How do you recreate that online? We started with big ambitions by looking at VR platforms like Spatial … and then realized that buying everyone an Oculus was not budget-friendly.

Instead, we asked our customers to vote on the topics we’ll cover. We’re having them lead the event with bite-sized share-outs. To make the event as fun and interactive as possible, we’re figuring out how to combo On24, Zoom, and online gaming tools. We still want people to bond, even if they’re 3,000 miles away. We also dug into helpful content and webinars that companies like BrightTALK have published to guide marketers who want to create engaging virtual events.

A lot of this is still half-baked, and some of it may fail. But we’re embracing it as an opportunity to experiment, innovate, and keep the joy and spirit of an in-person event alive.

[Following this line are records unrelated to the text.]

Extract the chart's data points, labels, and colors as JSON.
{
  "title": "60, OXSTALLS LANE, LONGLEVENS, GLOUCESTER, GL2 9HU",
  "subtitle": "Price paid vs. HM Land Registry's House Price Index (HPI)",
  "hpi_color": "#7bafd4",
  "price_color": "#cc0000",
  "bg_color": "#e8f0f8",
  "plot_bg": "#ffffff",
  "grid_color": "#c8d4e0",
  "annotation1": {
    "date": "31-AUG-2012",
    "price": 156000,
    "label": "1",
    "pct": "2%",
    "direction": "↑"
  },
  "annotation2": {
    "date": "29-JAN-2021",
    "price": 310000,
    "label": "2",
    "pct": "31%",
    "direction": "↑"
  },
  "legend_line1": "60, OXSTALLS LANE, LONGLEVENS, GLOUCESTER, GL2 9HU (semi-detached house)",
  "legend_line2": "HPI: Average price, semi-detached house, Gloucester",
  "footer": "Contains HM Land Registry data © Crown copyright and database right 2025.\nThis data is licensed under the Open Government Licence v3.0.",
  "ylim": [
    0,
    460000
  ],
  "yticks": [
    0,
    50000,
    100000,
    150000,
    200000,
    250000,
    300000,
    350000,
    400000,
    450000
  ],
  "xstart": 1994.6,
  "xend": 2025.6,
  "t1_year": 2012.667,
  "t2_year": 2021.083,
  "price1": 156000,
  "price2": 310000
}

4. Keep your team engaged and connected

Since Contently decided to encourage employees to work from home, I’ve been thinking about how to keep my team connected in these unusual circumstances. Resources like Basecamp’s Remote: Office Not Required and Doist’s Remote Work Guides have served as great examples of how to keep employees together even when they’re not sharing the same space.

We’ve already put a few plans in place:

  • Encouraging video for every meeting if possible so we don’t lose that face-to-face nuance
  • Planning virtual team lunches
  • Ensuring that everyone has all the tools they need, from VPNs to monitors

Our CEO Pearl Collings is even planning to keep her Zoom on 24/7 (or close to it) as a sort of virtual conference room so employees can pop in.

5. Lean into digital education as both a student and teacher

I had a phone session with my therapist yesterday, and as usual, we were talking about my frenetic anxiety, which has settled at a high simmer over the pandemic.

He recommended that I get off Twitter and apply my energy somewhere productive, like learning a new skill. (I’m going to finally take my friend Shane’s course on unlocking your team’s potential.)

I think a lot of people are going to have this instinct in the coming months, and the demand for digital education is going to grow—especially as conferences, workshops, and other in-person educational events get canceled or postponed.

What knowledge do you hold that you can share? There’s a lot you can do from home. As series like Moz’s Whiteboard Fridays have taught us, there’s a lot you can accomplish with an iPhone, some basic visuals, a good host, and a tight script.

With fewer meetings, this could be an opportunity to teach new marketing skills to your co-workers remotely over Zoom. Life and personal growth shouldn’t stop—even if it sometimes feels that way to a neurotic, news-addicted people like me. No matter what’s going on around us, education, entertainment, and storytelling will remain the way we stay connected to each other.